Five weeks later Catherine comes home and she is not the same Catherine. While at the Linton's she was taught manners and to act like a lady. She laughs at Heathcliff when she sees how unkept and dirty he is. Hindley locks Heathcliff in the attic where Catherine visits him and Heathcliff tells her he will get revenge on Hindley. That summer Frances gives birth to a son, Hareton, but she dies before he is a year old. This turns Hindley into a drunk and a meaner man than ever before.
Two years later Catherine is spending more and more time with Edgar which is making Heathcliff madder and madder. One day while Hindley is gone, Edgar comes to visit Catherine and after an argument with Ellen, Catherine tells her that she and Edgar are lovers. Later on, Catherine tells Ellen that she and Edgar are planning to marry, but that she is only doing it to help Heathcliff, whom she really loves, rise back up again. She says she could never marry Heathcliff like he is, uneducated and without any worth. Heathcliff overhears the part of Catherine saying she could never marry him and it breaks his heart so he runs away. Three years later Catherine and Edgar marry. Six months later, Heathcliff arrives back at home and he has made himself a handsome, wealthy man. Catherine is so proud to see him, but not so much Edgar. But, Isabella is very happy to see Heathcliff and Heathcliff doesn't care for Isabella, but decides this is the way to get back at Edgar. Catherine overhears a fight between Edgar and Heathcliff and she sees Isabella and Heathcliff embrace so she locks herself in her room and becomes very ill.

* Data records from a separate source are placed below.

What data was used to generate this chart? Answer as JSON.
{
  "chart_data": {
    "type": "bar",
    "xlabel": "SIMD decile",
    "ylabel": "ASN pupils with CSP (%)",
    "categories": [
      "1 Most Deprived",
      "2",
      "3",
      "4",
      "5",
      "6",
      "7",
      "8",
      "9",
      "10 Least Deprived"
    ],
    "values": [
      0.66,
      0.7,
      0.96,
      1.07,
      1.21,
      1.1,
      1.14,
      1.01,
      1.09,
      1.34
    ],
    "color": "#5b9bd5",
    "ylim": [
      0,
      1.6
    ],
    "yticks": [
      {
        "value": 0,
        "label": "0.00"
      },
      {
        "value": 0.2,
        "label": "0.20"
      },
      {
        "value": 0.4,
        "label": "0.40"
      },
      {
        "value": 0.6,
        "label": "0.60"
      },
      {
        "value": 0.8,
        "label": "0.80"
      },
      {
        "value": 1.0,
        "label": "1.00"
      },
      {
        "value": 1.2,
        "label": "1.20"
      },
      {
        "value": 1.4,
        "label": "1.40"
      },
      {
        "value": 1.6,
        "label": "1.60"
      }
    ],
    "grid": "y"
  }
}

While Catherine is sick, Heathcliff and Isabella elope so Edgar disowns his sister. Heathcliff and Isabella return to live at "Wuthering Heights". Heathcliff sends Ellen to check on Catherine when he finds out she is sick. While Ellen is there Catherine gives birth to a daughter, Cathy, and then she dies. The day after Catherine's funeral, Isabella leaves Heathcliff and moves to south England and she gives birth to a son, Heathcliff's son and his name is Linton. 6 months later Hindley dies. This leaves Heathcliff master of "Wuthering Heights" and the guardian for Hareton.

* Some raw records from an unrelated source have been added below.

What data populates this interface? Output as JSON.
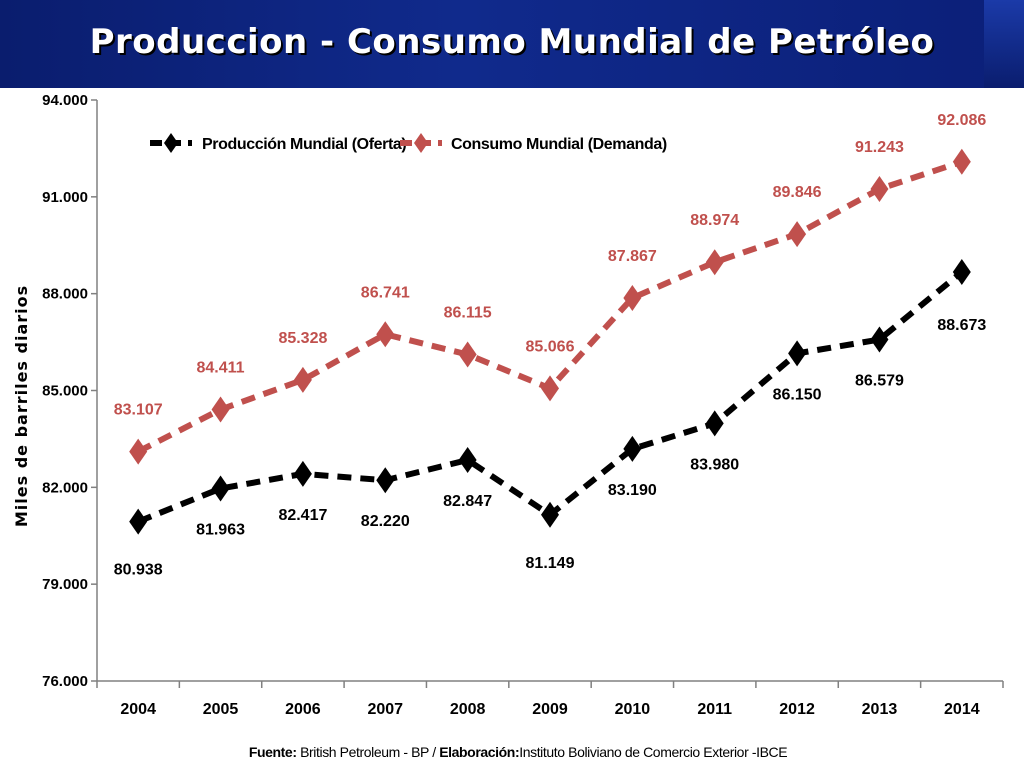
{
  "title": "Produccion - Consumo Mundial de Petróleo",
  "chart_data": {
    "type": "line",
    "categories": [
      "2004",
      "2005",
      "2006",
      "2007",
      "2008",
      "2009",
      "2010",
      "2011",
      "2012",
      "2013",
      "2014"
    ],
    "ylabel": "Miles de barriles diarios",
    "ylim": [
      76000,
      94000
    ],
    "yticks": [
      76000,
      79000,
      82000,
      85000,
      88000,
      91000,
      94000
    ],
    "ytick_labels": [
      "76.000",
      "79.000",
      "82.000",
      "85.000",
      "88.000",
      "91.000",
      "94.000"
    ],
    "legend_position": "top-left",
    "grid": false,
    "series": [
      {
        "name": "Producción Mundial (Oferta)",
        "color": "#000000",
        "values": [
          80938,
          81963,
          82417,
          82220,
          82847,
          81149,
          83190,
          83980,
          86150,
          86579,
          88673
        ],
        "labels": [
          "80.938",
          "81.963",
          "82.417",
          "82.220",
          "82.847",
          "81.149",
          "83.190",
          "83.980",
          "86.150",
          "86.579",
          "88.673"
        ]
      },
      {
        "name": "Consumo Mundial (Demanda)",
        "color": "#c0504d",
        "values": [
          83107,
          84411,
          85328,
          86741,
          86115,
          85066,
          87867,
          88974,
          89846,
          91243,
          92086
        ],
        "labels": [
          "83.107",
          "84.411",
          "85.328",
          "86.741",
          "86.115",
          "85.066",
          "87.867",
          "88.974",
          "89.846",
          "91.243",
          "92.086"
        ]
      }
    ],
    "source_label": "Fuente:",
    "source_text": " British Petroleum - BP / ",
    "elaboration_label": "Elaboración:",
    "elaboration_text": "Instituto Boliviano de Comercio Exterior -IBCE"
  }
}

Cathy meets her cousin Hareton one day and he tells her about "Heights" Edgar returns one day with his nephew Linton, but Heathcliff says his son is to live with him at the "Heights", not the "Grange" with Edgar. Cathy is attracted to Linton, but he is a sickly boy. Heathcliff plans on Cathy and Linton to marry so he would then become owner of "Wuthering Heights" and the "Grange" Three years later Heathcliff holds Ellen and Cathy captive as her father lay dieing at the "Grange" After 5 days of being captive Ellen is released and Linton helps Cathy escape just before her father dies.
Cathy marries Linton and tells Ellen she must move into the "Heights" with Heathcliff and Hareton. Linton becomes sick and dies and Hareton tries to be kind and helping to Cathy, but she retreats into herself. Heathcliff is still bitter over never having Catherine as his wife and he becomes mean and uncaring. This is the time when Lockwood arrives at the "Heights", but after hearing Ellen's story of the past he decides to tell Heathcliff he is moving and heading back South.
As you can see, this book is very moving. Some of the language is hard to understand because of the time period, but it is truly a love gone wrong story which trickles down into disaster after disaster.
I believe I agree with Lockwood and I would get the heck outta there too before he gets caught up in this disaster of a tale.
I did love this book and it was a joy to read. I would recommend it to any one who loves a good classic book. I am giving this to my oldest grandaughter so she can begin a collection of great books for her library.